Second, through the liturgical life of the Church we are not only strenghthened in our journey of life but we also become aware of the great spiritual significance of our natural environment. This happens through the usage of purely material elements, as the bread and the wine, in the most holy Mystery of the Divine Eucharist which as the Body and Blood of Christ unites us with God Himself. Here, the spiritual and physical relationship is significant. We are both physical and spiritual beings, created for life, and blessed with the ability, unique only to human beings, to worship our Creator within a natural environment that not only provides for our basic physical needs, but also enables us to exprerience perfect communion with God.

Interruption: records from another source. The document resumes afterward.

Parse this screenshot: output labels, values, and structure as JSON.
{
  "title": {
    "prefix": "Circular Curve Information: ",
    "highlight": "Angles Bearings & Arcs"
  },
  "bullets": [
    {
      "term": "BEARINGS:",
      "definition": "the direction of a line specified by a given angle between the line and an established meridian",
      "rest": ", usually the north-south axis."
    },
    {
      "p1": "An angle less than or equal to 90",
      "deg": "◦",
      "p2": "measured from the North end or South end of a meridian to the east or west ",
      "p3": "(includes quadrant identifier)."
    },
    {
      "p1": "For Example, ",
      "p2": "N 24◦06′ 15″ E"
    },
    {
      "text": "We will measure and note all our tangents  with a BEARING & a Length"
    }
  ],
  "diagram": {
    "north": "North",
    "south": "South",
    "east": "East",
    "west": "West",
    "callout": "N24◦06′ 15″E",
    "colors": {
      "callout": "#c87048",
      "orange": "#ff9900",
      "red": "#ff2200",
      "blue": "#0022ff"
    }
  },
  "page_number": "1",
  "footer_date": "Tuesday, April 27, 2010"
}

Finally, our liturgical life and our life in the world cannot be considered as separate spheres of existence, but as one realm of living and relationship. In the services of the Church, we are called to liturgy, to a collective work as a people that will be our vocation for eternity. Within the Church, we strive for deeper communion with God, and we nurture our relationships of faith and love with our brothers and sisters in Christ. Our natural environment is also dependent upon our faith inspired work as a people, specifically as stewards of what God has created. We have been called to oversee and protect the natural environment. This requires cooperation with others in a spirit of love and fellowhsip. It also requires that we appreciate the impact of our actions and inactions, and that we cherish the beauty, function, and purpose of all that God has created, consistent with the manner by which we invoke His holy name in our worship of Him.
Beloved Brothers and Sisters in Christ,
It is on this day of the inauguration of this Ecclesiastical New Year, it is at this time, that all of us are called to think seriously about what St. Paul said to the Corinthians: behold, now is the happily acceptable time, behold now is the day of salvation (2 Corinthians 6:2). Let us then, hear this apostolic saying as a call to an enhanced participation in the liturgical life of our Church, to a renewed relationship to our natural environment, and to a deeper understanding of the preciousness of the time given to us by our God and Creator.